Should You Audit Your Website Yourself or Hire a Professional?
The answer depends on three factors: your site’s size, your technical comfort level, and how much your online presence matters commercially.
A self-directed audit works well if your site has fewer than about thirty pages, if you’re comfortable with basic digital tools, and if you can set aside one to two hours per quarter. With the method and tools described above, you can identify and fix 80% of common issues yourself, especially oversized images, missing titles, broken links and mobile display problems. The exercise also teaches you to understand your site better and prevent future problems instead of just reacting to them.
A professional audit makes sense when your site is an important commercial tool that generates enquiries, sales or appointments, when it exceeds about fifty pages, when it uses complex technology (databases, client areas, online payments, multiple languages), or when a performance or ranking issue is visibly costing you clients. A professional brings an outside perspective, more powerful analysis tools, and most importantly the ability to prioritise fixes by return on investment, something free tools don’t do.

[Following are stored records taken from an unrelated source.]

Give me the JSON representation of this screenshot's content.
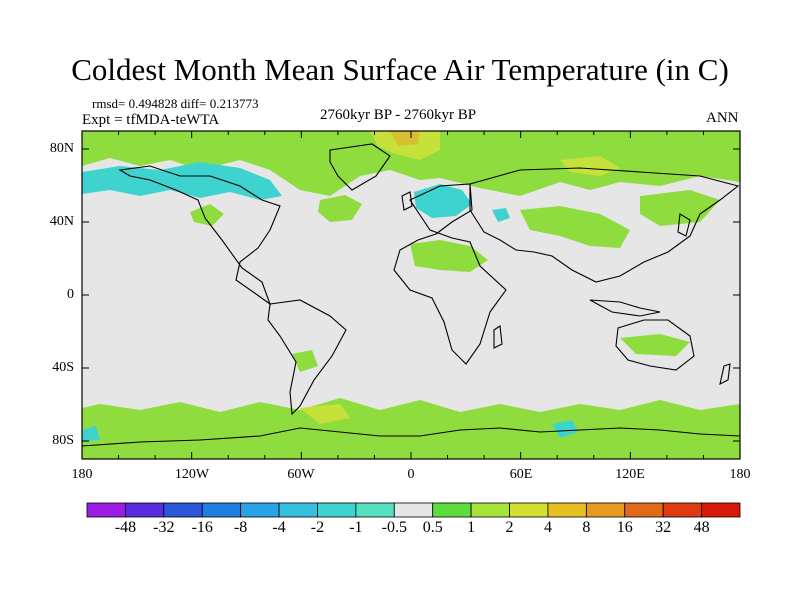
{
  "title": "Coldest Month Mean Surface Air Temperature (in C)",
  "stats": {
    "rmsd_diff": "rmsd= 0.494828 diff= 0.213773",
    "expt": "Expt = tfMDA-teWTA",
    "period": "2760kyr BP - 2760kyr BP",
    "season": "ANN"
  },
  "axes": {
    "lat_labels": [
      "80N",
      "40N",
      "0",
      "40S",
      "80S"
    ],
    "lon_labels": [
      "180",
      "120W",
      "60W",
      "0",
      "60E",
      "120E",
      "180"
    ]
  },
  "colorbar": {
    "labels": [
      "-48",
      "-32",
      "-16",
      "-8",
      "-4",
      "-2",
      "-1",
      "-0.5",
      "0.5",
      "1",
      "2",
      "4",
      "8",
      "16",
      "32",
      "48"
    ],
    "colors": [
      "#9b1de5",
      "#5a2be0",
      "#2c57d8",
      "#1f7fe0",
      "#2aa3e6",
      "#36c0e0",
      "#3fd3cf",
      "#55e0c0",
      "#e6e6e6",
      "#5edc3e",
      "#a6e43a",
      "#d3e030",
      "#e6c020",
      "#e69a20",
      "#e06a1a",
      "#e03a10",
      "#d81a0a"
    ]
  },
  "map": {
    "background": "#e6e6e6",
    "positive_color": "#8fdc3e",
    "light_positive_color": "#c6e23a",
    "warm_color": "#d8c030",
    "negative_color": "#3fd3cf"
  }
}
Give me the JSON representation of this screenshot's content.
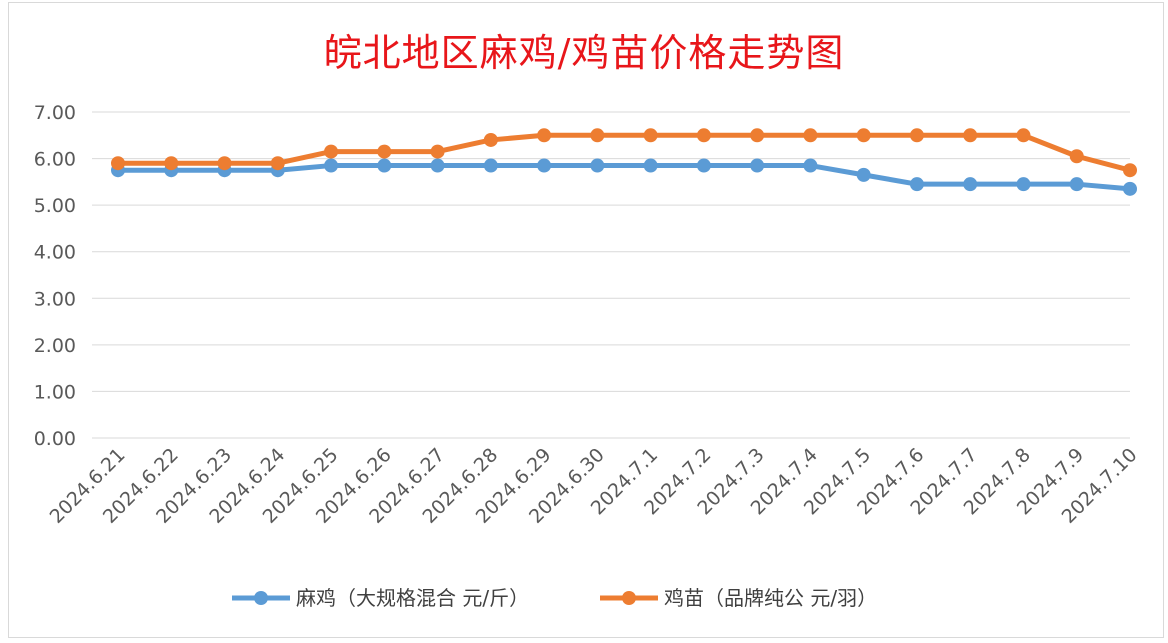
{
  "chart_data": {
    "type": "line",
    "title": "皖北地区麻鸡/鸡苗价格走势图",
    "categories": [
      "2024.6.21",
      "2024.6.22",
      "2024.6.23",
      "2024.6.24",
      "2024.6.25",
      "2024.6.26",
      "2024.6.27",
      "2024.6.28",
      "2024.6.29",
      "2024.6.30",
      "2024.7.1",
      "2024.7.2",
      "2024.7.3",
      "2024.7.4",
      "2024.7.5",
      "2024.7.6",
      "2024.7.7",
      "2024.7.8",
      "2024.7.9",
      "2024.7.10"
    ],
    "series": [
      {
        "name": "麻鸡（大规格混合 元/斤）",
        "color": "#5b9bd5",
        "values": [
          5.75,
          5.75,
          5.75,
          5.75,
          5.85,
          5.85,
          5.85,
          5.85,
          5.85,
          5.85,
          5.85,
          5.85,
          5.85,
          5.85,
          5.65,
          5.45,
          5.45,
          5.45,
          5.45,
          5.35
        ]
      },
      {
        "name": "鸡苗（品牌纯公 元/羽）",
        "color": "#ed7d31",
        "values": [
          5.9,
          5.9,
          5.9,
          5.9,
          6.15,
          6.15,
          6.15,
          6.4,
          6.5,
          6.5,
          6.5,
          6.5,
          6.5,
          6.5,
          6.5,
          6.5,
          6.5,
          6.5,
          6.05,
          5.75
        ]
      }
    ],
    "ylim": [
      0,
      7
    ],
    "yticks": [
      "0.00",
      "1.00",
      "2.00",
      "3.00",
      "4.00",
      "5.00",
      "6.00",
      "7.00"
    ],
    "grid": true,
    "legend_position": "bottom"
  }
}
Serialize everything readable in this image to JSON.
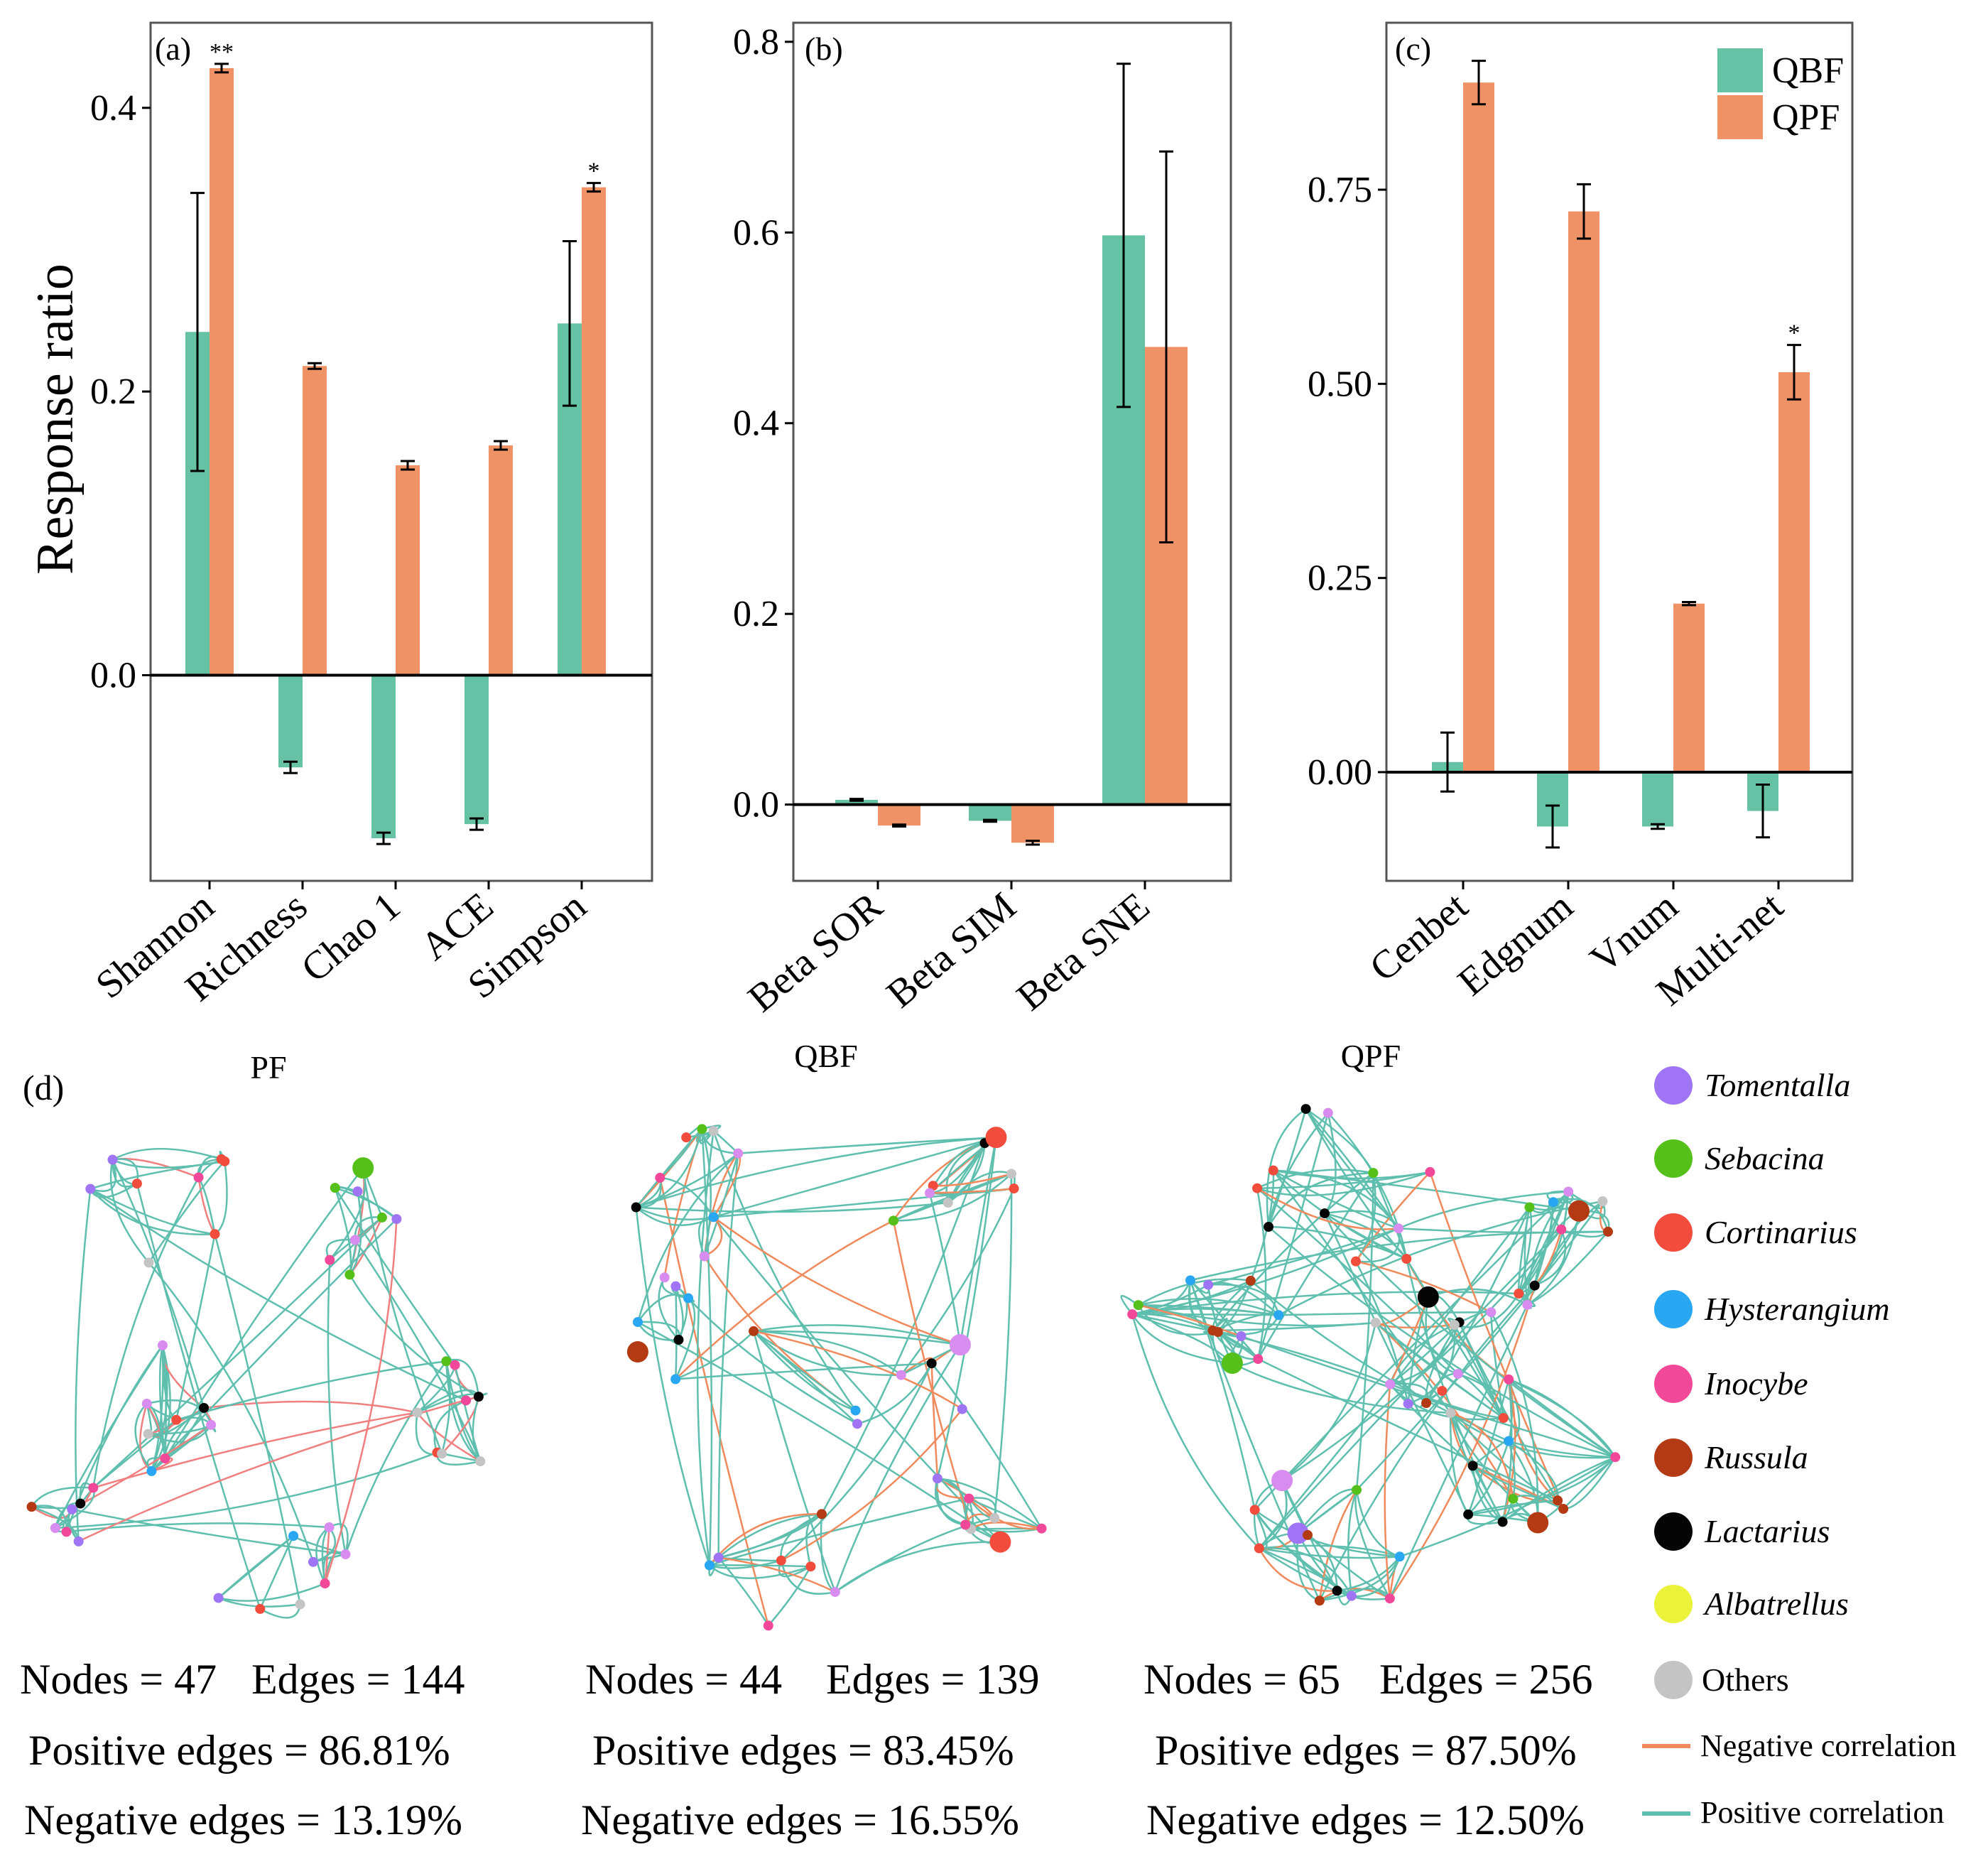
{
  "colors": {
    "QBF": "#66c2a5",
    "QPF": "#ef9266",
    "negative": "#f08a5d",
    "positive": "#5fbfae",
    "negative_pf": "#f07f7f"
  },
  "y_axis_label": "Response ratio",
  "chart_data": [
    {
      "type": "bar",
      "panel": "(a)",
      "categories": [
        "Shannon",
        "Richness",
        "Chao 1",
        "ACE",
        "Simpson"
      ],
      "series": [
        {
          "name": "QBF",
          "values": [
            0.242,
            -0.065,
            -0.115,
            -0.105,
            0.248
          ],
          "errors": [
            0.098,
            0.004,
            0.004,
            0.004,
            0.058
          ]
        },
        {
          "name": "QPF",
          "values": [
            0.428,
            0.218,
            0.148,
            0.162,
            0.344
          ],
          "errors": [
            0.003,
            0.002,
            0.003,
            0.003,
            0.003
          ]
        }
      ],
      "significance": [
        "**",
        "",
        "",
        "",
        "*"
      ],
      "ylim": [
        -0.145,
        0.46
      ],
      "yticks": [
        0.0,
        0.2,
        0.4
      ],
      "ytick_labels": [
        "0.0",
        "0.2",
        "0.4"
      ]
    },
    {
      "type": "bar",
      "panel": "(b)",
      "categories": [
        "Beta SOR",
        "Beta SIM",
        "Beta SNE"
      ],
      "series": [
        {
          "name": "QBF",
          "values": [
            0.005,
            -0.017,
            0.597
          ],
          "errors": [
            0.001,
            0.001,
            0.18
          ]
        },
        {
          "name": "QPF",
          "values": [
            -0.022,
            -0.04,
            0.48
          ],
          "errors": [
            0.001,
            0.002,
            0.205
          ]
        }
      ],
      "significance": [
        "",
        "",
        ""
      ],
      "ylim": [
        -0.08,
        0.82
      ],
      "yticks": [
        0.0,
        0.2,
        0.4,
        0.6,
        0.8
      ],
      "ytick_labels": [
        "0.0",
        "0.2",
        "0.4",
        "0.6",
        "0.8"
      ]
    },
    {
      "type": "bar",
      "panel": "(c)",
      "categories": [
        "Cenbet",
        "Edgnum",
        "Vnum",
        "Multi-net"
      ],
      "series": [
        {
          "name": "QBF",
          "values": [
            0.013,
            -0.07,
            -0.07,
            -0.05
          ],
          "errors": [
            0.038,
            0.027,
            0.003,
            0.034
          ]
        },
        {
          "name": "QPF",
          "values": [
            0.888,
            0.722,
            0.217,
            0.515
          ],
          "errors": [
            0.028,
            0.035,
            0.002,
            0.035
          ]
        }
      ],
      "significance": [
        "",
        "",
        "",
        "*"
      ],
      "ylim": [
        -0.14,
        0.965
      ],
      "yticks": [
        0.0,
        0.25,
        0.5,
        0.75
      ],
      "ytick_labels": [
        "0.00",
        "0.25",
        "0.50",
        "0.75"
      ],
      "legend": [
        "QBF",
        "QPF"
      ],
      "legend_position": "top-right"
    }
  ],
  "panel_d": {
    "label": "(d)",
    "networks": [
      {
        "title": "PF",
        "nodes_text": "Nodes = 47",
        "edges_text": "Edges = 144",
        "positive_text": "Positive edges = 86.81%",
        "negative_text": "Negative edges = 13.19%"
      },
      {
        "title": "QBF",
        "nodes_text": "Nodes = 44",
        "edges_text": "Edges = 139",
        "positive_text": "Positive edges = 83.45%",
        "negative_text": "Negative edges = 16.55%"
      },
      {
        "title": "QPF",
        "nodes_text": "Nodes = 65",
        "edges_text": "Edges = 256",
        "positive_text": "Positive edges = 87.50%",
        "negative_text": "Negative edges = 12.50%"
      }
    ],
    "legend": [
      {
        "name": "Tomentalla",
        "color": "#9f74f5"
      },
      {
        "name": "Sebacina",
        "color": "#55c01a"
      },
      {
        "name": "Cortinarius",
        "color": "#f24c3d"
      },
      {
        "name": "Hysterangium",
        "color": "#2aa7f2"
      },
      {
        "name": "Inocybe",
        "color": "#f2489a"
      },
      {
        "name": "Russula",
        "color": "#b33a12"
      },
      {
        "name": "Lactarius",
        "color": "#050505"
      },
      {
        "name": "Albatrellus",
        "color": "#eaf23a"
      },
      {
        "name": "Others",
        "color": "#c4c4c4"
      }
    ],
    "edge_legend": {
      "negative": "Negative correlation",
      "positive": "Positive correlation"
    }
  }
}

Professional audit fees vary considerably depending on the depth of work involved. A quick technical audit (performance, indexation, basic security) typically costs between CHF 500 and 1,500. A full-scope audit (technical, SEO, content, competitive analysis, detailed recommendations) usually falls between CHF 2,000 and 5,000 depending on the site’s size and complexity. In both cases, ask for a concrete deliverable with recommendations ranked by priority and an implementation timeline, not a hundred-page document that looks like an automated tool export. The real cost of a website includes this maintenance and these regular audits, and budgeting for them from the start avoids unpleasant surprises.
Whichever option you choose, consistency matters more than depth. A light audit every three months followed by immediate corrections protects your site better than an exhaustive audit once a year whose recommendations sit untouched because there’s never time to implement them.